Those of us who have followed the food-retailing industry for a while recall well that just a few years ago it was widely predicted that Walmart Stores’ grocery aisles — increasingly burgeoning with low-priced product — would crush the conventional supermarket business.
It seemed like a safe bet at the time. After all, Walmart bestrode the land like a colossus, hurling down gigantic and food-heavy supercenters in virtually every hamlet that had even a fair amount of population within a 50-mile radius.
More than that, Walmart was building an unassailable low-price bastion by taking full advantage of the built-in inefficiencies endemic in the product-acquisition practices of conventional supermarkets. Walmart did that by eschewing manufacturers’ false funds such as promotional money, slotting allowances and brokerage fees. Instead, Walmart demanded and got dead-net pricing from manufacturers. There was no way conventional supermarkets could immediately reverse-engineer their way out of dependence of those “street monies,” so they were stuck with the high-price-point model. Before long, Walmart captured a majority of consumables sales in the nation. Between 2006 and 2010, Walmart’s grocery sales grew from 39% to 54% of its US revenues, reaching a whopping $140 billion, or almost a third of the US market. That’s a lot of milk and hamburgers.

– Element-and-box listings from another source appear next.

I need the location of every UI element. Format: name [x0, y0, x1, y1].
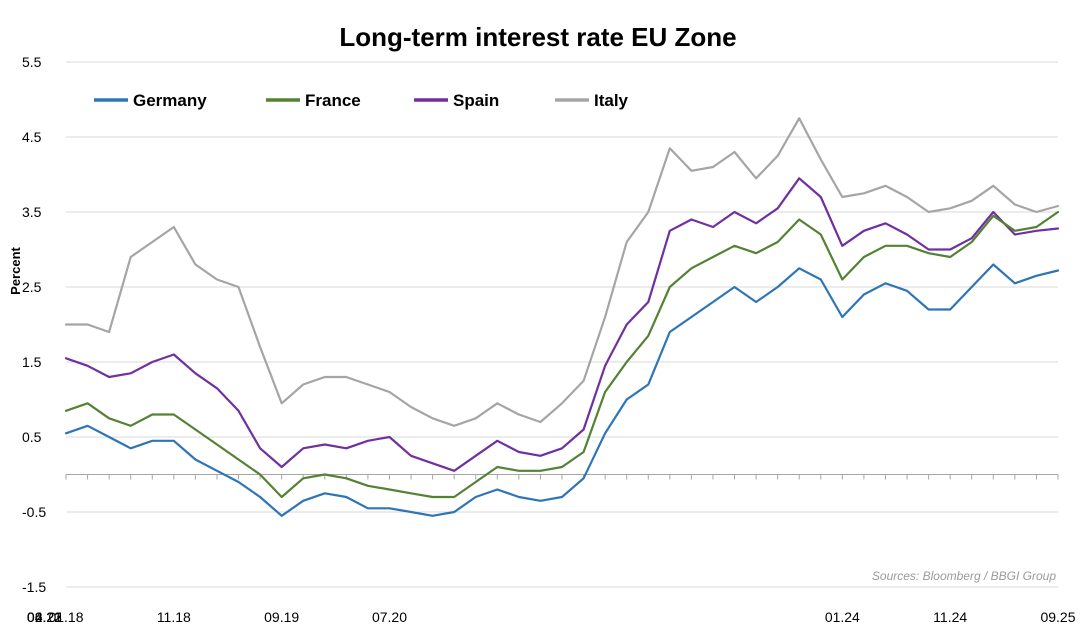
- y-axis-label: Percent: [8, 246, 23, 294]
- x-tick-label: 06.21: [27, 609, 62, 625]
- x-tick-label: 01.18: [48, 609, 83, 625]
- y-tick-label: 3.5: [22, 204, 42, 220]
- y-tick-label: 0.5: [22, 429, 42, 445]
- series-lines: [64, 117, 1060, 517]
- legend-label-france: France: [305, 91, 361, 110]
- y-tick-label: -1.5: [22, 579, 46, 595]
- y-tick-label: -0.5: [22, 504, 46, 520]
- legend-label-spain: Spain: [453, 91, 499, 110]
- source-note: Sources: Bloomberg / BBGI Group: [872, 569, 1056, 583]
- x-tick-label: 02.23: [27, 609, 62, 625]
- x-tick-label: 11.24: [933, 609, 967, 625]
- legend-label-germany: Germany: [133, 91, 207, 110]
- y-tick-label: 5.5: [22, 54, 42, 70]
- x-tick-label: 09.19: [264, 609, 299, 625]
- y-tick-label: 4.5: [22, 129, 42, 145]
- series-line-italy: [64, 117, 1060, 427]
- legend: Germany France Spain Italy: [94, 91, 629, 110]
- y-tick-label: 2.5: [22, 279, 42, 295]
- grid: [66, 61, 1058, 588]
- y-tick-label: 1.5: [22, 354, 42, 370]
- x-tick-label: 01.24: [825, 609, 860, 625]
- series-line-germany: [64, 263, 1060, 517]
- chart-title: Long-term interest rate EU Zone: [339, 22, 736, 52]
- y-axis-ticks: -1.5 -0.5 0.5 1.5 2.5 3.5 4.5 5.5: [22, 54, 46, 595]
- series-line-spain: [64, 177, 1060, 472]
- legend-label-italy: Italy: [594, 91, 629, 110]
- x-tick-label: 07.20: [372, 609, 407, 625]
- x-tick-label: 04.22: [27, 609, 62, 625]
- series-line-france: [64, 210, 1060, 499]
- x-tick-label: 09.25: [1040, 609, 1075, 625]
- x-tick-label: 11.18: [157, 609, 191, 625]
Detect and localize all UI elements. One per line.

As a result, during the past decade or so, scores of marginal supermarket chains, independent supermarkets and their wholesalers failed outright or were acquired by larger companies. The most spectacular failure came when the then-largest grocery wholesaler, Fleming Cos., suddenly ceased operation and liquidated. Many surviving retailers downsized and are mere ghosts of their former selves. In that number are A&P, Bi-Lo and Winn-Dixie.

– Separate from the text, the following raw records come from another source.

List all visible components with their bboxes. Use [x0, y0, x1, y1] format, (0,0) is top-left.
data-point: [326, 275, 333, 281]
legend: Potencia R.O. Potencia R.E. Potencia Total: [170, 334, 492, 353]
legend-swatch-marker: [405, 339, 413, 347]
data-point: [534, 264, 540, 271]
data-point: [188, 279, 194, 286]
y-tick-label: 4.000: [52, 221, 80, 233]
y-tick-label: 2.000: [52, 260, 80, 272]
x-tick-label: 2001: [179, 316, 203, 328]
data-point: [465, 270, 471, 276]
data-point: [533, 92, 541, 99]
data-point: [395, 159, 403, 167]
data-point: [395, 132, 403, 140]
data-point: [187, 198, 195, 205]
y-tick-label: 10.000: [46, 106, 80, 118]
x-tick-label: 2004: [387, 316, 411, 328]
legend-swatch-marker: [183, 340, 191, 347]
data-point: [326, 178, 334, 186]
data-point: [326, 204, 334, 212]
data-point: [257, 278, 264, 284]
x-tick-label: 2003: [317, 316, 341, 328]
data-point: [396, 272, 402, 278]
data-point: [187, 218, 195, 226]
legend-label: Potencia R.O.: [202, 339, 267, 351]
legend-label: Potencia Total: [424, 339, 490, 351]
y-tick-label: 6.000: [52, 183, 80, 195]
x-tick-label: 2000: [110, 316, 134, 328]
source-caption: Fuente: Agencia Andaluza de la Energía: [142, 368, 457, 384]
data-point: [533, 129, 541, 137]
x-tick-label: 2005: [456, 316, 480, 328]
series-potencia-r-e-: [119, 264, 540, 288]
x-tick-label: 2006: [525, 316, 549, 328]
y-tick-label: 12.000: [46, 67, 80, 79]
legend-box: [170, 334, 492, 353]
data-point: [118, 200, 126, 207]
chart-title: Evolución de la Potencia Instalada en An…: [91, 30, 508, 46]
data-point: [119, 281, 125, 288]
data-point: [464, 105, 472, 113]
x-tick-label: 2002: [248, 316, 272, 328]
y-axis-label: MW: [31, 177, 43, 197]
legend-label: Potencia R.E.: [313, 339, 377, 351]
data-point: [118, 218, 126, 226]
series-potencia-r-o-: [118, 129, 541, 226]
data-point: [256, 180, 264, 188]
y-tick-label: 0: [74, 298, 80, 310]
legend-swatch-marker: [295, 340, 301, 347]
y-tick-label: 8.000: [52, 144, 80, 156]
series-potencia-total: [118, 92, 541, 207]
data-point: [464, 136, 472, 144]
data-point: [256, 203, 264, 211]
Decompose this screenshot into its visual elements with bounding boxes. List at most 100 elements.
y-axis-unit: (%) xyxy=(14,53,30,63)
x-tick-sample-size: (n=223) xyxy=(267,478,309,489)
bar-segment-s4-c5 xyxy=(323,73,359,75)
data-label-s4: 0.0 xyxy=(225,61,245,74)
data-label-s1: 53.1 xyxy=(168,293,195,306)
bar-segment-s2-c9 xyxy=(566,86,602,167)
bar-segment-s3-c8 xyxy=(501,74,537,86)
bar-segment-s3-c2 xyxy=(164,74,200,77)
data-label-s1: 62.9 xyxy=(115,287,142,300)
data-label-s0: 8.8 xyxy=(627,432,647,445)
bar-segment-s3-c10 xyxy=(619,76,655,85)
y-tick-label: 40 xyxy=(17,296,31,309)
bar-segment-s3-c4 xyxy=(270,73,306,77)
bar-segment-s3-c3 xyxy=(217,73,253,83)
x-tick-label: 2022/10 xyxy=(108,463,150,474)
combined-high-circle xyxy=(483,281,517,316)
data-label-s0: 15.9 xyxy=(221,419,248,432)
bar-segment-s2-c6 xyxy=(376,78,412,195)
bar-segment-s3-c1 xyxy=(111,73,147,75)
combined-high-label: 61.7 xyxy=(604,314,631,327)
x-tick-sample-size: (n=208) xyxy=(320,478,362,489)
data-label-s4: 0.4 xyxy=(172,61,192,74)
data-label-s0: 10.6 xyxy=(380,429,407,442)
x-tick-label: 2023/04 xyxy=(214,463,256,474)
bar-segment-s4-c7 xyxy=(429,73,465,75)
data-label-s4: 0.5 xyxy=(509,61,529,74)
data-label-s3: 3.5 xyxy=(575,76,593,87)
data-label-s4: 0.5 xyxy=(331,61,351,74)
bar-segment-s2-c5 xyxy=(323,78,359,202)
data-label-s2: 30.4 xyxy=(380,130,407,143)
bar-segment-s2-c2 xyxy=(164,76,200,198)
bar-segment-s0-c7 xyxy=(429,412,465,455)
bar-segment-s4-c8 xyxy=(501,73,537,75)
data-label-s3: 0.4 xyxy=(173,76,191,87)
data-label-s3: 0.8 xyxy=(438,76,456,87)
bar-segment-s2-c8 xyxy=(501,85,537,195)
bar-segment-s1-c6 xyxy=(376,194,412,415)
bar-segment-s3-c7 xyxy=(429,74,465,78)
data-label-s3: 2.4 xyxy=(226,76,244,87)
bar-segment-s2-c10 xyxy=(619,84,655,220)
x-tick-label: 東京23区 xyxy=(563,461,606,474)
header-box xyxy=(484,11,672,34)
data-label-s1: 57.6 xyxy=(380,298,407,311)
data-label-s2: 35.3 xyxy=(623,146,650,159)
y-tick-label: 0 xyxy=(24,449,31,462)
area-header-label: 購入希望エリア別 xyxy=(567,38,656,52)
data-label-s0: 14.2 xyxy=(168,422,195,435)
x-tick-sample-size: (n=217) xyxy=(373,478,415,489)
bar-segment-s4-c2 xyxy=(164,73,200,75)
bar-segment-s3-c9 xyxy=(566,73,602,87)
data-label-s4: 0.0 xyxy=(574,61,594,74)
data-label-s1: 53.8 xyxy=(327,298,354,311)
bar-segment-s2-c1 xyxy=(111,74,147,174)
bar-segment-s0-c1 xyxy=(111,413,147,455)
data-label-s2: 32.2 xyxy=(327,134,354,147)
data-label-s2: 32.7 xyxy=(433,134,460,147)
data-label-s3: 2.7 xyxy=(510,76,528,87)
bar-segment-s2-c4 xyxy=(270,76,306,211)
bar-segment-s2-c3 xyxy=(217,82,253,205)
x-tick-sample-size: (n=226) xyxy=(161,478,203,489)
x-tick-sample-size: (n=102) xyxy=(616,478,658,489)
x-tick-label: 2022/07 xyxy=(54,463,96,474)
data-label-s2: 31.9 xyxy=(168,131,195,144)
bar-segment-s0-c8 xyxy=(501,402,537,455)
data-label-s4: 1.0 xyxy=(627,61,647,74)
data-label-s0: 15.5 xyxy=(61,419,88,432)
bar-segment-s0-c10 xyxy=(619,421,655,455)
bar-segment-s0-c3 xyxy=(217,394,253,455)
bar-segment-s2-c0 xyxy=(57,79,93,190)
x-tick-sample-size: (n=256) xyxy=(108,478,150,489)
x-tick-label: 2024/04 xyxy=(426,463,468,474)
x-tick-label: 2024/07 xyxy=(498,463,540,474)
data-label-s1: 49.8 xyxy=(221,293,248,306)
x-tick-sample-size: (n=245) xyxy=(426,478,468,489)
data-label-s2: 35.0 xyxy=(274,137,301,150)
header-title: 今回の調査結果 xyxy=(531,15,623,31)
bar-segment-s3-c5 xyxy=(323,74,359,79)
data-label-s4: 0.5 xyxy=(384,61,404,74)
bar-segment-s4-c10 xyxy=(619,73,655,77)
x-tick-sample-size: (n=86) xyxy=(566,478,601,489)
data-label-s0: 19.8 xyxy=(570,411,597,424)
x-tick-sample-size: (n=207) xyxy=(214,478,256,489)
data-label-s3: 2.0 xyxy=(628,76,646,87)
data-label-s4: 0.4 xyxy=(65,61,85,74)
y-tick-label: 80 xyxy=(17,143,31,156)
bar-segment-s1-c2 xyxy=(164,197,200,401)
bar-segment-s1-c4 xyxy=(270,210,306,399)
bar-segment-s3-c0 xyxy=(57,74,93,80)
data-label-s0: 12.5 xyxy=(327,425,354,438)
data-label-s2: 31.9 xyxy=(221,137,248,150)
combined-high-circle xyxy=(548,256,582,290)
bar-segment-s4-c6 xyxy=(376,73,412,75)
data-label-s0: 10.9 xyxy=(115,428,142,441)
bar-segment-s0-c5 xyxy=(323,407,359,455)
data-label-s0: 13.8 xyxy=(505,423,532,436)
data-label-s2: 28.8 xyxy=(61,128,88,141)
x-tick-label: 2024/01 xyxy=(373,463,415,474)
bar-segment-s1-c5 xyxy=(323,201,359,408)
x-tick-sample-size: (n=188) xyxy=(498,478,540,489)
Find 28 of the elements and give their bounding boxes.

Indeed, many predicted that Walmart and no more than 10 of the best-run conventional chains could possibly survive into the long-term future.
Not so. There are now at least 75 substantially sized supermarket chains and independent operators, many of which are doing pretty well, according to data published by trade publication Supermarket News. They range from Kroger, the nation’s largest conventional supermarket chain with annual sales of $81.1 billion, down to the smallest, a regional independent with annual sales of $93 million.

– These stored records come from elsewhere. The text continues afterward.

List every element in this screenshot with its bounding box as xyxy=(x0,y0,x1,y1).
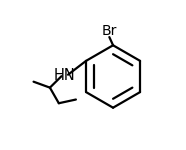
Text: Br: Br xyxy=(102,24,117,38)
Text: HN: HN xyxy=(54,68,76,82)
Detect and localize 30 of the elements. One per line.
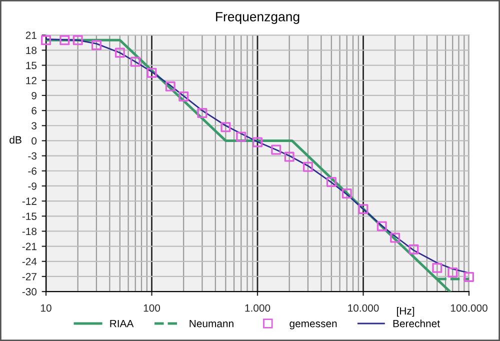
x-tick-label: 100 bbox=[144, 304, 160, 312]
y-tick-label: -15 bbox=[22, 212, 37, 220]
y-tick-label: -3 bbox=[28, 152, 37, 160]
chart-title: Frequenzgang bbox=[216, 12, 300, 24]
legend-label: Berechnet bbox=[393, 320, 440, 328]
y-tick-label: 0 bbox=[32, 137, 37, 145]
legend-label: RIAA bbox=[110, 320, 134, 328]
x-axis-title: [Hz] bbox=[397, 306, 414, 317]
y-tick-label: -18 bbox=[22, 228, 37, 236]
y-tick-label: -24 bbox=[22, 258, 37, 266]
x-tick-label: 1.000 bbox=[245, 304, 270, 312]
y-tick-label: 6 bbox=[32, 107, 37, 114]
x-tick-label: 10.000 bbox=[348, 304, 379, 312]
y-tick-label: -27 bbox=[22, 272, 36, 280]
y-tick-label: 15 bbox=[26, 62, 37, 70]
legend-label: Neumann bbox=[190, 320, 234, 328]
y-tick-label: -30 bbox=[22, 288, 37, 296]
y-tick-label: 9 bbox=[32, 92, 36, 100]
y-tick-label: 3 bbox=[32, 122, 37, 130]
y-tick-label: -6 bbox=[28, 167, 37, 175]
y-tick-label: -12 bbox=[22, 198, 36, 205]
x-tick-label: 100.000 bbox=[450, 304, 488, 312]
y-tick-label: 21 bbox=[26, 32, 36, 39]
legend-label: gemessen bbox=[290, 322, 337, 330]
y-tick-label: -9 bbox=[28, 182, 36, 190]
y-axis-title: dB bbox=[10, 136, 22, 144]
y-tick-label: 18 bbox=[26, 46, 37, 54]
x-tick-label: 10 bbox=[41, 304, 52, 312]
y-tick-label: 12 bbox=[26, 76, 36, 84]
y-tick-label: -21 bbox=[22, 242, 36, 250]
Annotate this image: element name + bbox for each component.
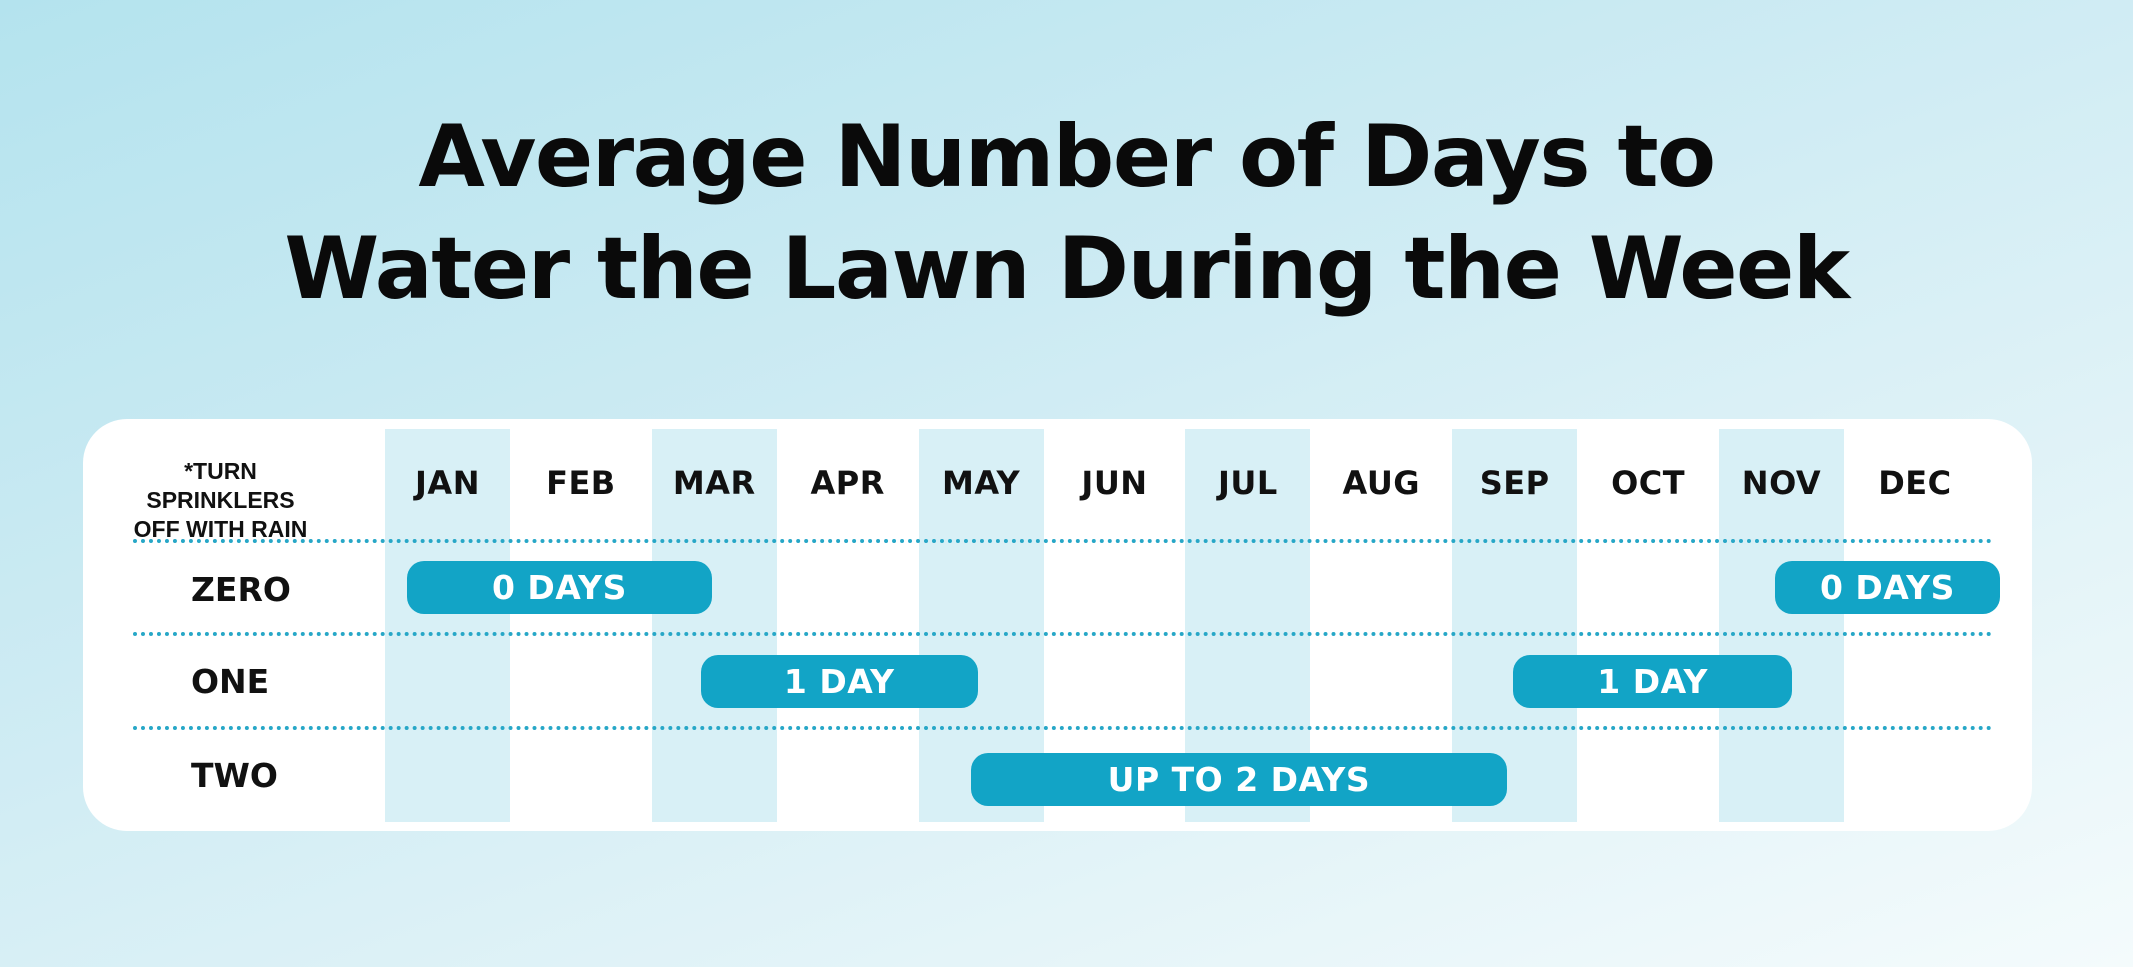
month-label-may: MAY (941, 464, 1021, 502)
chart-title-line-2: Water the Lawn During the Week (284, 219, 1850, 319)
row-label-one: ONE (191, 662, 270, 701)
month-label-nov: NOV (1741, 464, 1822, 502)
month-label-aug: AUG (1342, 464, 1421, 502)
bar-one-mar-may: 1 DAY (700, 655, 978, 708)
month-label-jun: JUN (1081, 464, 1148, 502)
month-label-feb: FEB (546, 464, 616, 502)
bar-zero-jan-mar: 0 DAYS (407, 561, 712, 614)
row-label-two: TWO (191, 756, 278, 795)
month-label-mar: MAR (672, 464, 756, 502)
month-label-oct: OCT (1611, 464, 1686, 502)
row-divider (133, 726, 1993, 730)
chart-title-line-1: Average Number of Days to (418, 107, 1716, 207)
month-label-jan: JAN (415, 464, 480, 502)
month-shade-mar (651, 429, 777, 822)
month-label-sep: SEP (1479, 464, 1550, 502)
month-label-dec: DEC (1878, 464, 1952, 502)
month-shade-nov (1719, 429, 1844, 822)
row-label-zero: ZERO (191, 570, 291, 609)
month-shade-jan (385, 429, 510, 822)
month-label-jul: JUL (1218, 464, 1278, 502)
bar-two-may-sep: UP TO 2 DAYS (970, 753, 1508, 806)
schedule-card: *TURN SPRINKLERS OFF WITH RAIN JAN FEB MAR… (83, 419, 2032, 831)
row-divider (133, 632, 1993, 636)
rain-note-line-1: *TURN SPRINKLERS (146, 458, 295, 513)
month-label-apr: APR (810, 464, 885, 502)
row-divider (133, 539, 1993, 543)
bar-one-sep-nov: 1 DAY (1513, 655, 1792, 708)
rain-note: *TURN SPRINKLERS OFF WITH RAIN (123, 457, 318, 544)
bar-zero-nov-dec: 0 DAYS (1775, 561, 2000, 614)
rain-note-line-2: OFF WITH RAIN (133, 516, 308, 542)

What happened? Walmart inflicted some wounds on itself, chief among them reducing stockkeeping units of branded goods in favor of a generic-looking private-label range. It also wandered some from its low-price leadership. But the problem is far deeper than those factors: Consumers simply don’t want to shop in supercenters nearly as much as they did before.
Consumers are turning elsewhere — particularly to “small-box” stores — in droves, in fact, as they react to pressures on them concerning time, travel costs, high unemployment, recession and, far from least, because of the aging-population bulge.
In short, consumers have lost their ability and appetite for traveling long distances to shop a time-inefficient cavern of a store. The Walmart advantage once fully evident to consumers is melting away.
Consumers are finding some relief from mounting pressures on them by turning to small-store alternatives such as Aldi, Save-A-Lot and dollar stores. Aldi and Save-A-Lot are fundamentally food-only stores, while dollar stores such as Dollar General and Family Dollar are broadline retailers that are rapidly increasing their food offerings. They’re also now offering well-designed and high-quality private-label food product. About three-quarters of Dollar General’s sales are in consumables, and Family Dollar isn’t far behind.
These small stores offer price points that, surprisingly, are in many instances equal to or slightly below Walmart’s. They are located near large numbers of consumers, often in small strip shopping centers. Those small-store features combine to allow consumers to save time, travel costs and increased purchasing economy. The stores don’t have everything, but are ideal for fill-in shopping or for single-meal planning.
As for conventional supermarkets, they will never again dominate market share as they once did, but they are presenting themselves as attractive alternatives for pantry-filling shopping trips. That owes largely to the fact that, at long last, they have learned how to lower price points so they compare fairly well with Walmart’s. Like survivors of the Middle Age’s black death, supermarkets’ numbers have been whittled, but they’re now a robust lot.
In the future, consumer spending on grocery is likely to continue to drain from Walmart and toward small-box stores, conventional supermarkets and other alternatives, especially if these can keep price points in check. These alternatives can succeed even without matching every Walmart price point dollar-for-dollar. Shoppers will generally tolerate an upside price spread of 8% if they see needed product within arm’s reach. Beyond that, many will decide to look for the product elsewhere.
So the ongoing formula for the success of the non- Walmart universe is clear: Present product shoppers want in an environment they enjoy and at prices within 8% or better than those of competitors.